Maaien
Maaien
Pikken en zeisen uit de catalogus van Peltier Jeune uit 1860. De oudste folder in Stefaans collectie.

Aanvankelijk gebeurde maaien met de hand met pik en zeis, vanaf het midden van de 19de eeuw werden de eerste machines in gebruik genomen in België. Voor het trekken en vervoeren van de oogstmachines waren dieren noodzakelijk. Dit waren runderen of paarden en meestal gebruikte men één of twee trekdieren, afhankelijk van de werkbreedte (tussen de 150 en 240 cm) van de machine. Voor de mechanische aandrijving van de messenbalk, haspel en uiteindelijk bindinrichtingen zorgde een door de bodem aangedreven wiel.

Enkele technische gegevens hierover:
  • Maaier: 1,05 m (breedte), 250 kg (gewicht) en 1 (Aantal trekdieren)
  • Maaier: 1,27 m (breedte), 350 kg (gewicht) en 2 (Aantal trekdieren)
  • Zelfbinder: 1,50 – 1,80 – 2,10 – 2,40 m (breedte), 700 – 950 kg (gewicht) en 2 tot 4 (Aantal trekdieren)
Maaien

Grasmaaier uit 1934, voorzien van hulpstukken zoals een aanbouwplaat.
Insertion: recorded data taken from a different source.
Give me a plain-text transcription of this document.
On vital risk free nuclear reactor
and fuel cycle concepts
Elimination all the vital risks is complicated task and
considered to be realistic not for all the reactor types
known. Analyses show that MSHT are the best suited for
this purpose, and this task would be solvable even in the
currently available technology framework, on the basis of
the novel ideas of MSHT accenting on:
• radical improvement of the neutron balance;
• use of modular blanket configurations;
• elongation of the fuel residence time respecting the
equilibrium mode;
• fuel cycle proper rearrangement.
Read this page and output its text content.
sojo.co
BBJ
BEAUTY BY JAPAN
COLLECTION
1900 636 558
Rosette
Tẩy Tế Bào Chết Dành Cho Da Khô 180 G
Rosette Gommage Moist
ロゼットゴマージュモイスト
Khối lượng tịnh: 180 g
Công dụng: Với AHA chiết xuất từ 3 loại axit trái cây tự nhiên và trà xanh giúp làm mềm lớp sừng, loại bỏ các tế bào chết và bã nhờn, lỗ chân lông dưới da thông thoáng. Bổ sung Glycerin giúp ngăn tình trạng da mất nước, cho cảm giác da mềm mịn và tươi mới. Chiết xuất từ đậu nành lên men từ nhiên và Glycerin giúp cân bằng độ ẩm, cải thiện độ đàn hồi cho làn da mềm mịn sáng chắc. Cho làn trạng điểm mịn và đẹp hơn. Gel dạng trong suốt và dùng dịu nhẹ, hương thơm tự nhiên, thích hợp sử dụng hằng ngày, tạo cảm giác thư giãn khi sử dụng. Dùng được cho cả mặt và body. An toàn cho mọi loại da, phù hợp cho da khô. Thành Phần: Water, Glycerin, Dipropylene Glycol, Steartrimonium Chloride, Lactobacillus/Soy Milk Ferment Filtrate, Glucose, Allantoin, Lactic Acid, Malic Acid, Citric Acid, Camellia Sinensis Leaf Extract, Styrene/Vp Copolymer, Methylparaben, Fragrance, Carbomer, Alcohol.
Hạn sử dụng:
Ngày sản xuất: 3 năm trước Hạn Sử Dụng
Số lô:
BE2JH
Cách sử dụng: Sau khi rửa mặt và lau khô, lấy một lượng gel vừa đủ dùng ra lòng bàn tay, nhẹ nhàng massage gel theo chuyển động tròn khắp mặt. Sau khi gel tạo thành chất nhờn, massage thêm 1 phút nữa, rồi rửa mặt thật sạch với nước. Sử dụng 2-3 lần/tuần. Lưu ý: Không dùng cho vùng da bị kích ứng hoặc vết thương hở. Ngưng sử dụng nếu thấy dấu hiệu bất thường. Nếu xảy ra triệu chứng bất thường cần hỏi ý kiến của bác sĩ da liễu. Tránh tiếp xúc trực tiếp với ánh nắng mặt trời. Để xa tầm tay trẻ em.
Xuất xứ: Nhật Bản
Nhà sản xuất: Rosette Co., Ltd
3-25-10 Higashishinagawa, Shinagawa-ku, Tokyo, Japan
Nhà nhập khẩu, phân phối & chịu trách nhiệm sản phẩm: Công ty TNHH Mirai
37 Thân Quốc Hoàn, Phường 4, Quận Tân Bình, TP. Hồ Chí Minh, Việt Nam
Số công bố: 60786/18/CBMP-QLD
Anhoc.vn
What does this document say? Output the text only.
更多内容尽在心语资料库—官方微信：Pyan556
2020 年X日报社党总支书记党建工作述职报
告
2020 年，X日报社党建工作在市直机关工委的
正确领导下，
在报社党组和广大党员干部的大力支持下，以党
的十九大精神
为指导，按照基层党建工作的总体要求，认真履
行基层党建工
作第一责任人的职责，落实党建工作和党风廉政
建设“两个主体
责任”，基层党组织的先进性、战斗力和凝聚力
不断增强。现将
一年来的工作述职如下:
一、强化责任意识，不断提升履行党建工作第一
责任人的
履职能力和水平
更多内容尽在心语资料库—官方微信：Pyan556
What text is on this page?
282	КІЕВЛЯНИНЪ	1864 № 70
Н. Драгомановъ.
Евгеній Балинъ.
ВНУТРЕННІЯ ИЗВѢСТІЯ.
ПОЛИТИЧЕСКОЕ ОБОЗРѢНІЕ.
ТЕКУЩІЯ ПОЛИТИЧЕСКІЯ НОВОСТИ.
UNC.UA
De maaiers werden van een metalen aanbouwplaat voorzien. Deze plaat zorgde ervoor dat het gemaaide koren tegen het nog te maaien koren aanleunde. Het gemaaide graan werd dan door werkkrachten (voornamelijk vrouwen) weggenomen, in bundels gebonden en op stuiken gezet. Dit was zeer arbeidsintensief en men ging dan ook op zoek naar verbeteringen.
maaien

Maaier met handafleg (van constructeur Wood uit de catalogus Maison Th. Philter, 1909).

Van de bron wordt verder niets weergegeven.